While the precise question does not appear to have been determined by the supreme court of the state, its rulings are in this direction. Bowman v. Railway Company, 102 Ill. 459; Johnson v. Railway Company, 116 Ill. 521; Suver v. Railway Company, 123 Ill. 293. In the first of these cases, it was held that the provision in the statute that several tracts of lands belonging to different per might be included in one petition, and the compensation for each separately assessed by the same or different juries, extended to cases where different persons had distinct interests in the same tract, and that in such cases the damage to each might be separately ascertained. In the second the court decided that each owner might have his damages assessed before a separate jury, and was entitled to his single appeal from the judgment, and also that, if a cross-petition set forth only evidence of claimant's title, and was uncertain in the description of his interest in the property, such defect was ground for demurrer, but did not justify a dismissal on motion.
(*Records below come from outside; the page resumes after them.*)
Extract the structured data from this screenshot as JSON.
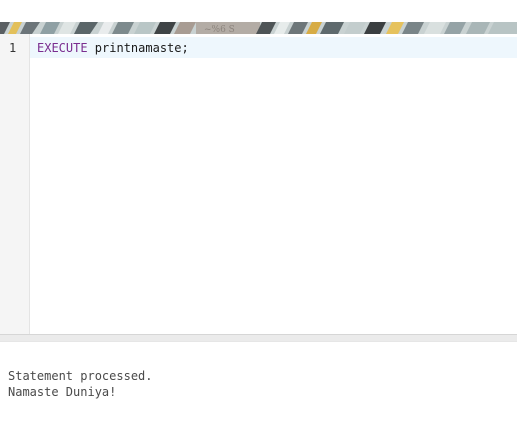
{
  "editor": {
    "line_numbers": [
      "1"
    ],
    "code_keyword": "EXECUTE",
    "code_rest": " printnamaste;"
  },
  "output": {
    "lines": [
      "Statement processed.",
      "Namaste Duniya!"
    ]
  }
}
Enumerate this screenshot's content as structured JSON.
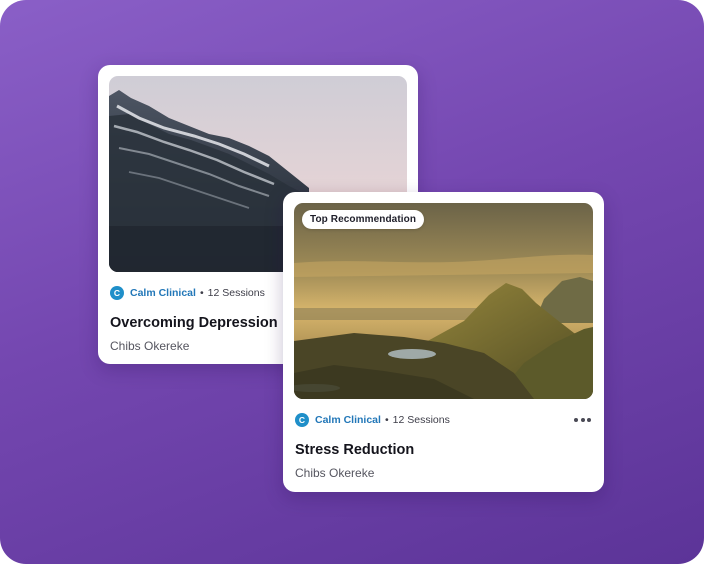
{
  "cards": [
    {
      "provider_initial": "C",
      "provider": "Calm Clinical",
      "separator": "•",
      "sessions": "12 Sessions",
      "title": "Overcoming Depression",
      "author": "Chibs Okereke",
      "image": "mountain-peak-dusk"
    },
    {
      "badge": "Top Recommendation",
      "provider_initial": "C",
      "provider": "Calm Clinical",
      "separator": "•",
      "sessions": "12 Sessions",
      "title": "Stress Reduction",
      "author": "Chibs Okereke",
      "image": "highland-valley-sunrise",
      "more_icon": "more-horizontal-icon"
    }
  ],
  "colors": {
    "background_top": "#8a5fc7",
    "background_bottom": "#5c3498",
    "provider_blue": "#2277b8",
    "logo_blue": "#1f8fc9"
  }
}
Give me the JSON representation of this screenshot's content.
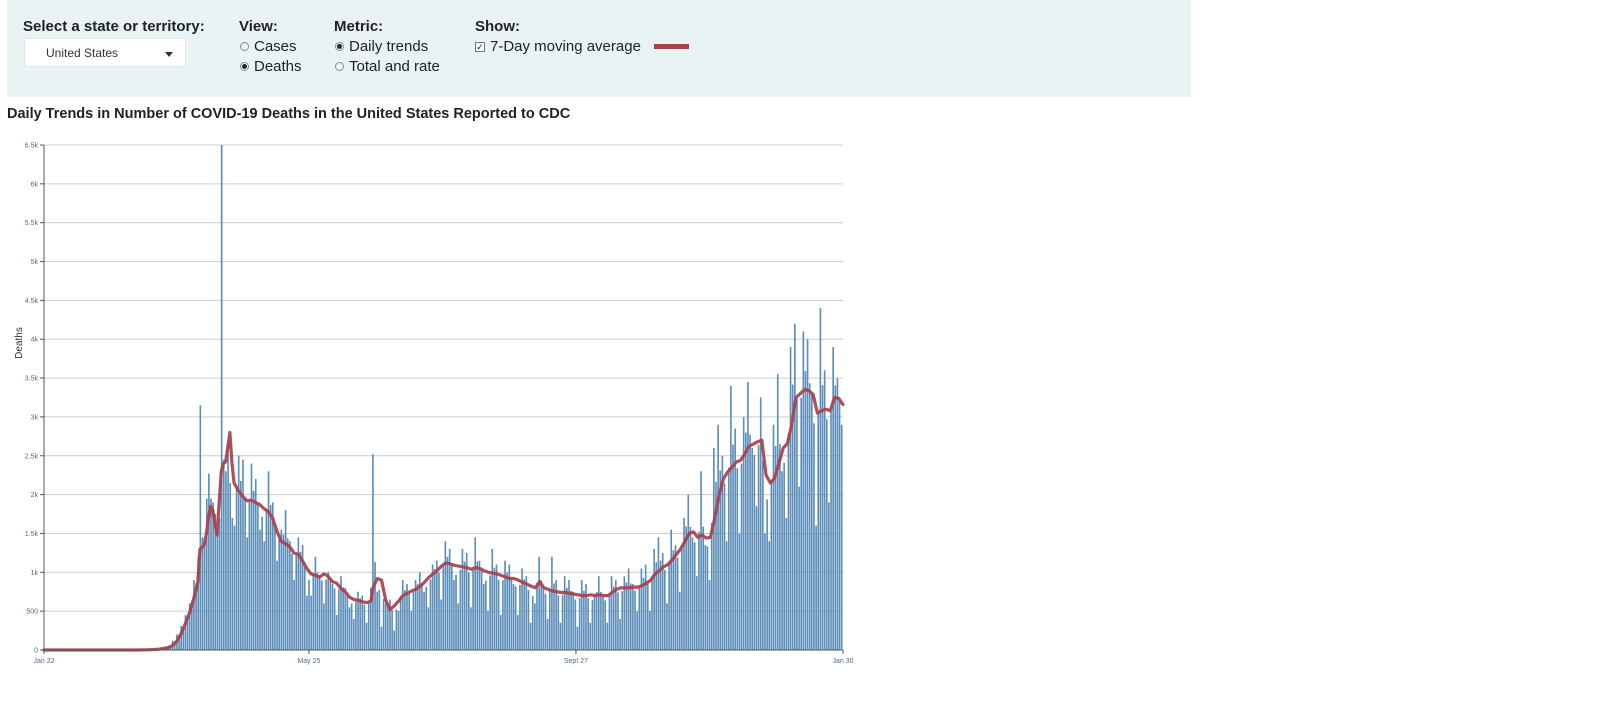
{
  "controls": {
    "state_label": "Select a state or territory:",
    "state_value": "United States",
    "view_label": "View:",
    "view_options": [
      "Cases",
      "Deaths"
    ],
    "view_selected": "Deaths",
    "metric_label": "Metric:",
    "metric_options": [
      "Daily trends",
      "Total and rate"
    ],
    "metric_selected": "Daily trends",
    "show_label": "Show:",
    "show_option": "7-Day moving average",
    "show_checked": true
  },
  "colors": {
    "bar": "#5b8db8",
    "moving_average": "#a8404c",
    "panel": "#eaf3f4"
  },
  "chart_data": {
    "type": "bar",
    "title": "Daily Trends in Number of COVID-19 Deaths in the United States Reported to CDC",
    "ylabel": "Deaths",
    "xlabel": "",
    "ylim": [
      0,
      6500
    ],
    "y_ticks": [
      "0",
      "500",
      "1k",
      "1.5k",
      "2k",
      "2.5k",
      "3k",
      "3.5k",
      "4k",
      "4.5k",
      "5k",
      "5.5k",
      "6k",
      "6.5k"
    ],
    "x_ticks": [
      "Jan 22",
      "May 25",
      "Sept 27",
      "Jan 30"
    ],
    "x_range": [
      "2020-01-22",
      "2021-01-30"
    ],
    "grid": true,
    "series": [
      {
        "name": "Daily deaths",
        "kind": "bar"
      },
      {
        "name": "7-Day moving average",
        "kind": "line"
      }
    ],
    "points": [
      [
        "2020-01-22",
        0,
        0
      ],
      [
        "2020-02-05",
        0,
        0
      ],
      [
        "2020-02-20",
        0,
        0
      ],
      [
        "2020-03-05",
        0,
        0
      ],
      [
        "2020-03-10",
        4,
        2
      ],
      [
        "2020-03-15",
        15,
        8
      ],
      [
        "2020-03-20",
        50,
        30
      ],
      [
        "2020-03-22",
        120,
        55
      ],
      [
        "2020-03-24",
        200,
        110
      ],
      [
        "2020-03-26",
        310,
        200
      ],
      [
        "2020-03-28",
        450,
        330
      ],
      [
        "2020-03-30",
        600,
        470
      ],
      [
        "2020-04-01",
        900,
        650
      ],
      [
        "2020-04-03",
        1200,
        870
      ],
      [
        "2020-04-04",
        3150,
        1300
      ],
      [
        "2020-04-05",
        1450,
        1320
      ],
      [
        "2020-04-06",
        1350,
        1350
      ],
      [
        "2020-04-07",
        1950,
        1500
      ],
      [
        "2020-04-08",
        2270,
        1700
      ],
      [
        "2020-04-09",
        1950,
        1850
      ],
      [
        "2020-04-10",
        1900,
        1800
      ],
      [
        "2020-04-11",
        1750,
        1620
      ],
      [
        "2020-04-12",
        1550,
        1480
      ],
      [
        "2020-04-13",
        1700,
        1900
      ],
      [
        "2020-04-14",
        6500,
        2300
      ],
      [
        "2020-04-15",
        2450,
        2400
      ],
      [
        "2020-04-16",
        2300,
        2420
      ],
      [
        "2020-04-17",
        2650,
        2600
      ],
      [
        "2020-04-18",
        2150,
        2800
      ],
      [
        "2020-04-19",
        1700,
        2400
      ],
      [
        "2020-04-20",
        1600,
        2150
      ],
      [
        "2020-04-22",
        2500,
        2050
      ],
      [
        "2020-04-24",
        2450,
        1980
      ],
      [
        "2020-04-26",
        1450,
        1920
      ],
      [
        "2020-04-28",
        2400,
        1930
      ],
      [
        "2020-04-30",
        2200,
        1900
      ],
      [
        "2020-05-02",
        1550,
        1870
      ],
      [
        "2020-05-04",
        1400,
        1820
      ],
      [
        "2020-05-06",
        2300,
        1780
      ],
      [
        "2020-05-08",
        1900,
        1700
      ],
      [
        "2020-05-10",
        1150,
        1530
      ],
      [
        "2020-05-12",
        1550,
        1400
      ],
      [
        "2020-05-14",
        1800,
        1370
      ],
      [
        "2020-05-16",
        1400,
        1330
      ],
      [
        "2020-05-18",
        900,
        1250
      ],
      [
        "2020-05-20",
        1450,
        1230
      ],
      [
        "2020-05-22",
        1350,
        1150
      ],
      [
        "2020-05-24",
        700,
        1050
      ],
      [
        "2020-05-26",
        700,
        980
      ],
      [
        "2020-05-28",
        1200,
        960
      ],
      [
        "2020-05-30",
        950,
        940
      ],
      [
        "2020-06-01",
        600,
        980
      ],
      [
        "2020-06-03",
        1000,
        950
      ],
      [
        "2020-06-05",
        850,
        880
      ],
      [
        "2020-06-07",
        450,
        860
      ],
      [
        "2020-06-09",
        950,
        790
      ],
      [
        "2020-06-11",
        800,
        750
      ],
      [
        "2020-06-13",
        550,
        680
      ],
      [
        "2020-06-15",
        400,
        650
      ],
      [
        "2020-06-17",
        750,
        640
      ],
      [
        "2020-06-19",
        700,
        620
      ],
      [
        "2020-06-21",
        350,
        610
      ],
      [
        "2020-06-23",
        800,
        630
      ],
      [
        "2020-06-24",
        2520,
        800
      ],
      [
        "2020-06-26",
        750,
        920
      ],
      [
        "2020-06-28",
        300,
        900
      ],
      [
        "2020-06-30",
        600,
        640
      ],
      [
        "2020-07-02",
        650,
        520
      ],
      [
        "2020-07-04",
        250,
        570
      ],
      [
        "2020-07-06",
        500,
        630
      ],
      [
        "2020-07-08",
        900,
        700
      ],
      [
        "2020-07-10",
        850,
        730
      ],
      [
        "2020-07-12",
        500,
        760
      ],
      [
        "2020-07-14",
        900,
        780
      ],
      [
        "2020-07-16",
        1000,
        820
      ],
      [
        "2020-07-18",
        750,
        870
      ],
      [
        "2020-07-20",
        550,
        930
      ],
      [
        "2020-07-22",
        1100,
        980
      ],
      [
        "2020-07-24",
        1150,
        1020
      ],
      [
        "2020-07-26",
        650,
        1080
      ],
      [
        "2020-07-28",
        1400,
        1120
      ],
      [
        "2020-07-30",
        1300,
        1110
      ],
      [
        "2020-08-01",
        900,
        1090
      ],
      [
        "2020-08-03",
        600,
        1080
      ],
      [
        "2020-08-05",
        1300,
        1070
      ],
      [
        "2020-08-07",
        1250,
        1060
      ],
      [
        "2020-08-09",
        550,
        1040
      ],
      [
        "2020-08-11",
        1450,
        1060
      ],
      [
        "2020-08-13",
        1150,
        1050
      ],
      [
        "2020-08-15",
        850,
        1020
      ],
      [
        "2020-08-17",
        500,
        1000
      ],
      [
        "2020-08-19",
        1300,
        990
      ],
      [
        "2020-08-21",
        1100,
        980
      ],
      [
        "2020-08-23",
        450,
        960
      ],
      [
        "2020-08-25",
        1150,
        940
      ],
      [
        "2020-08-27",
        1100,
        920
      ],
      [
        "2020-08-29",
        850,
        920
      ],
      [
        "2020-08-31",
        450,
        900
      ],
      [
        "2020-09-02",
        1050,
        870
      ],
      [
        "2020-09-04",
        950,
        850
      ],
      [
        "2020-09-06",
        350,
        820
      ],
      [
        "2020-09-08",
        600,
        800
      ],
      [
        "2020-09-10",
        1200,
        880
      ],
      [
        "2020-09-12",
        800,
        800
      ],
      [
        "2020-09-14",
        400,
        780
      ],
      [
        "2020-09-16",
        1200,
        760
      ],
      [
        "2020-09-18",
        900,
        750
      ],
      [
        "2020-09-20",
        350,
        740
      ],
      [
        "2020-09-22",
        950,
        740
      ],
      [
        "2020-09-24",
        900,
        730
      ],
      [
        "2020-09-26",
        750,
        720
      ],
      [
        "2020-09-28",
        300,
        710
      ],
      [
        "2020-09-30",
        900,
        700
      ],
      [
        "2020-10-02",
        850,
        700
      ],
      [
        "2020-10-04",
        350,
        710
      ],
      [
        "2020-10-06",
        700,
        700
      ],
      [
        "2020-10-08",
        950,
        710
      ],
      [
        "2020-10-10",
        700,
        700
      ],
      [
        "2020-10-12",
        350,
        700
      ],
      [
        "2020-10-14",
        950,
        740
      ],
      [
        "2020-10-16",
        900,
        780
      ],
      [
        "2020-10-18",
        400,
        800
      ],
      [
        "2020-10-20",
        950,
        800
      ],
      [
        "2020-10-22",
        1050,
        800
      ],
      [
        "2020-10-24",
        850,
        810
      ],
      [
        "2020-10-26",
        500,
        810
      ],
      [
        "2020-10-28",
        1050,
        830
      ],
      [
        "2020-10-30",
        1100,
        860
      ],
      [
        "2020-11-01",
        500,
        900
      ],
      [
        "2020-11-03",
        1300,
        980
      ],
      [
        "2020-11-05",
        1450,
        1020
      ],
      [
        "2020-11-07",
        1250,
        1070
      ],
      [
        "2020-11-09",
        600,
        1100
      ],
      [
        "2020-11-11",
        1550,
        1160
      ],
      [
        "2020-11-13",
        1350,
        1230
      ],
      [
        "2020-11-15",
        750,
        1300
      ],
      [
        "2020-11-17",
        1700,
        1400
      ],
      [
        "2020-11-19",
        2000,
        1500
      ],
      [
        "2020-11-21",
        1450,
        1520
      ],
      [
        "2020-11-23",
        950,
        1450
      ],
      [
        "2020-11-25",
        2300,
        1480
      ],
      [
        "2020-11-27",
        1350,
        1440
      ],
      [
        "2020-11-29",
        900,
        1450
      ],
      [
        "2020-12-01",
        2600,
        1700
      ],
      [
        "2020-12-03",
        2900,
        2000
      ],
      [
        "2020-12-05",
        2500,
        2200
      ],
      [
        "2020-12-07",
        1400,
        2290
      ],
      [
        "2020-12-09",
        3400,
        2350
      ],
      [
        "2020-12-11",
        2850,
        2420
      ],
      [
        "2020-12-13",
        1500,
        2440
      ],
      [
        "2020-12-15",
        3000,
        2520
      ],
      [
        "2020-12-17",
        3450,
        2620
      ],
      [
        "2020-12-19",
        2600,
        2650
      ],
      [
        "2020-12-21",
        1850,
        2680
      ],
      [
        "2020-12-23",
        3250,
        2700
      ],
      [
        "2020-12-25",
        1500,
        2250
      ],
      [
        "2020-12-27",
        1400,
        2150
      ],
      [
        "2020-12-29",
        2900,
        2210
      ],
      [
        "2020-12-31",
        3550,
        2400
      ],
      [
        "2021-01-02",
        2300,
        2600
      ],
      [
        "2021-01-04",
        1700,
        2660
      ],
      [
        "2021-01-06",
        3900,
        2900
      ],
      [
        "2021-01-08",
        4200,
        3250
      ],
      [
        "2021-01-10",
        2100,
        3300
      ],
      [
        "2021-01-12",
        4100,
        3350
      ],
      [
        "2021-01-14",
        4000,
        3340
      ],
      [
        "2021-01-16",
        3300,
        3290
      ],
      [
        "2021-01-18",
        1600,
        3050
      ],
      [
        "2021-01-20",
        4400,
        3080
      ],
      [
        "2021-01-22",
        3600,
        3100
      ],
      [
        "2021-01-24",
        1900,
        3080
      ],
      [
        "2021-01-26",
        3900,
        3250
      ],
      [
        "2021-01-28",
        3500,
        3240
      ],
      [
        "2021-01-30",
        2900,
        3160
      ]
    ]
  }
}
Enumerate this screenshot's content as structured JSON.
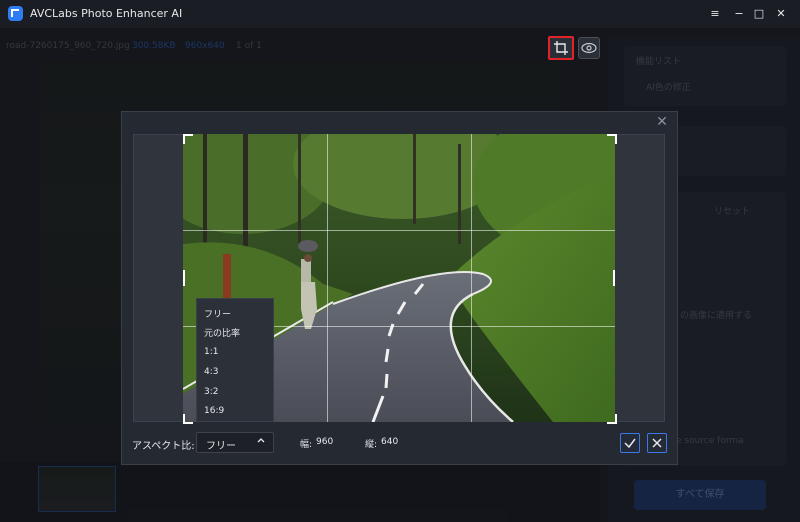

And in the third, the petition of the railroad company averring that four persons named had or claimed an interest in a tract described, and there being
no other averment in the petition or cross-petition of separate interests in such parties, a finding of the gross amount to be paid to them was sustained. In that case also it was held that certain defects alleged to exist in the petition must, to be taken advantage of, be challenged by demurrer. These cases all indicate that proceedings under the eminent domain act may be divided into distinct controversies between the railroad company and each party owning or having a separate interest in any tract, and that a controversy, thus separated, is to proceed according to the ordinary rules concerning trials, with a certainty in verdict and a finality in judgment. They sustain the conclusion we have heretofore expressed in this case.
The judgment will be
Reversed, and the case remanded, with instructions to enter a judgment in terms securing to Convers the amount of the damages found by the jury.
THE CHIEF JUSTICE took no part in the decision of this case.